By Daniel Pearson
Laboratories for Learning, a Durham-based nonprofit that uses private resources from local biotech firms to help underprivileged youngsters learn about biotechnology, plans to extend its summer program and begin offering five to 10 internships this fall at local bioscience companies.
Andrew Rothschild, the group’s founder, says the program has been in the planning stages for some time.
“The sheer speed with which the life sciences are advancing threatens to eclipse our educational system’s ability to keep pace,” Rothschild says. “As this occurs it is our most fragile students, the socio-economically disadvantaged, who are most at risk of being left out of the growing knowledge-based economy.”
Rothschild declined to disclose how much funding the nonprofit has received, or how much it is seeking from private donors, but he did say that funds have come from the Kenan Institute of Private Enterprise at the University of North Carolina at Chapel Hill, and out of his own pocket.
“I just think this is the best way I can give back to the community and help contribute to the growth of economic opportunities for people who live in Durham,” he says.

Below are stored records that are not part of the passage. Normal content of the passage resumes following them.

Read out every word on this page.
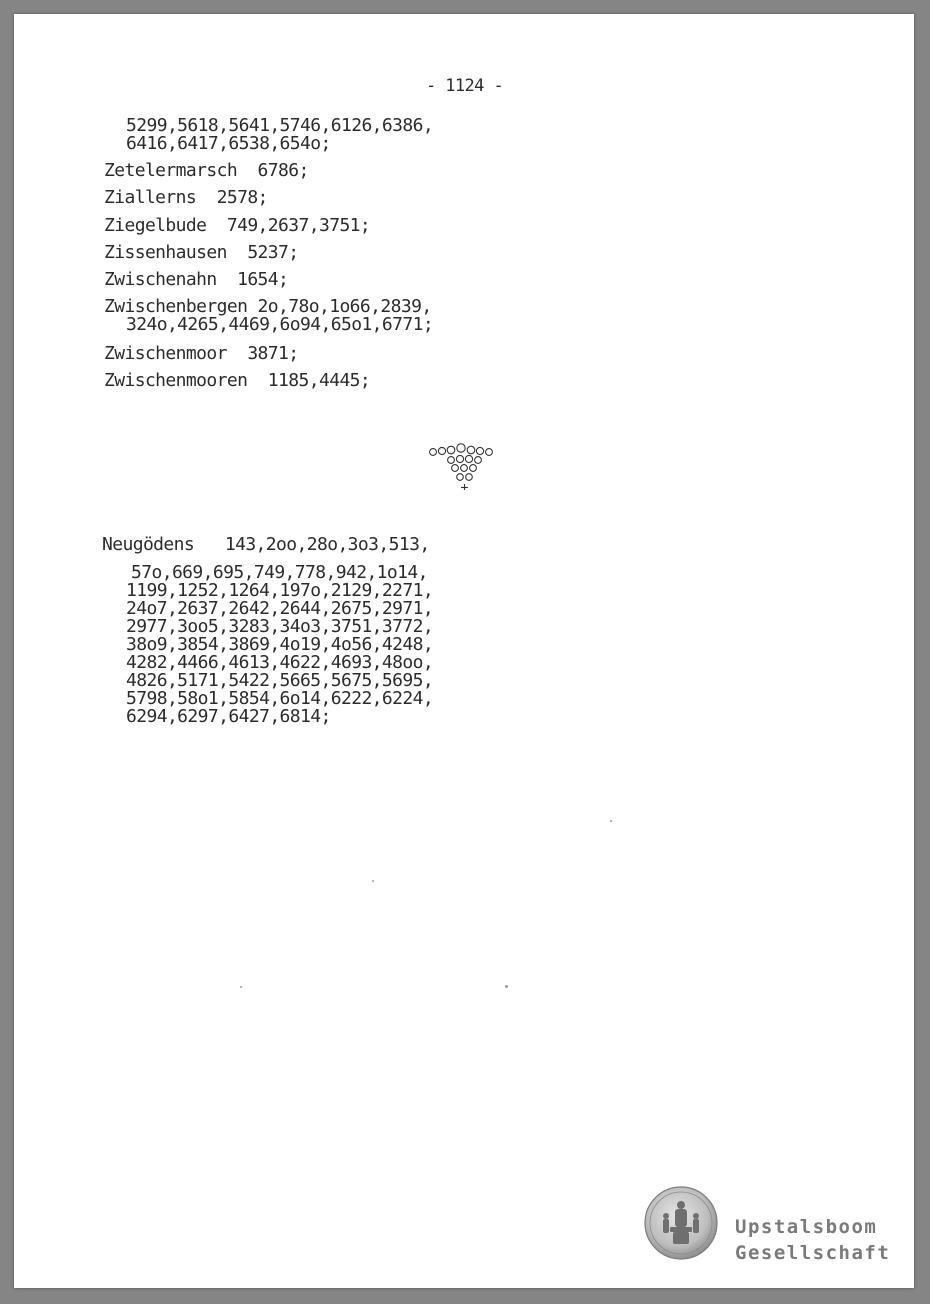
- 1124 -
5299,5618,5641,5746,6126,6386,
6416,6417,6538,654o;
Zetelermarsch  6786;
Ziallerns  2578;
Ziegelbude  749,2637,3751;
Zissenhausen  5237;
Zwischenahn  1654;
Zwischenbergen 2o,78o,1o66,2839,
324o,4265,4469,6o94,65o1,6771;
Zwischenmoor  3871;
Zwischenmooren  1185,4445;
Neugödens   143,2oo,28o,3o3,513,
57o,669,695,749,778,942,1o14,
1199,1252,1264,197o,2129,2271,
24o7,2637,2642,2644,2675,2971,
2977,3oo5,3283,34o3,3751,3772,
38o9,3854,3869,4o19,4o56,4248,
4282,4466,4613,4622,4693,48oo,
4826,5171,5422,5665,5675,5695,
5798,58o1,5854,6o14,6222,6224,
6294,6297,6427,6814;
Upstalsboom
Gesellschaft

The biotech industry has more than tripled in size, from $8 billion in annual revenues in 1992 to $27.6 billion in 2001, and the top five biotech companies spent an average of $89,400 per employee in 2000, according to a study by the Biotechnology Industry Organization.
Venture capital firms are starting to look at biotech as the next hot investment. Forty-one percent of biotech firms, for example, were successful in raising capital last year, compared to 28 percent of all other sectors receiving private investments, according to a recent study by Venture One, which tracks the venture-capital industry.
One-fourth of the more than 60 venture-capital deals that have been completed throughout the Carolinas and Georgia went to biotech or pharmaceutical services companies, according to a report published by LocalTechWire.com, a Web-based daily news service.
To keep up with the expected increase in demand for biotech workers who are needed to complete research and development, state lawmakers founded the N.C. Biotechnology Center in 1981. But the nearly $2 billion hole in North Carolina’s budget has state officials worried that providing biotech educational opportunities in underprivileged areas for prep school students, not a normal part of North Carolina’s curriculum, may hinder the organization’s efforts.
Rothschild says concerns like these inspired him to launch Laboratories for Learning, and to try and bring together public and private enterprise to give kids an opportunity they otherwise might not have.
Laboratories for Learning is the latest project undertaken by Rothschild, a native of New York living in Carrboro and founder of Durham-based Scientific Properties, a real estate development firm. He graduated with a medical degree from the University of Pennsylvania and later completed his residency in internal medicine at the Mount Sinai Medical Center in New York City.
But he gained an interest in real estate development and moved to the Triangle in 2000, where he launched Scientific Properties. The firm is in the middle of buying the old Venable Tobacco Co. building at the corner of Roxboro and Pettigrew streets in downtown Durham. Once the deal is inked – he expects to close on he building in late July — Rothschild plans to begin looking for tenants to occupy what will become the new “Triangle Biotechnology Center at Venable.”
On top of launching Scientific Properties and Laboratories for Learning, Rothschild is pursuing an MBA from the Kenan-Flager School of Business at UNC-Chapel Hill.
“I’m only 32 years old but between all of those projects, having a wife and child with another child on the way I’m not feeling so young anymore,” Rothschild says.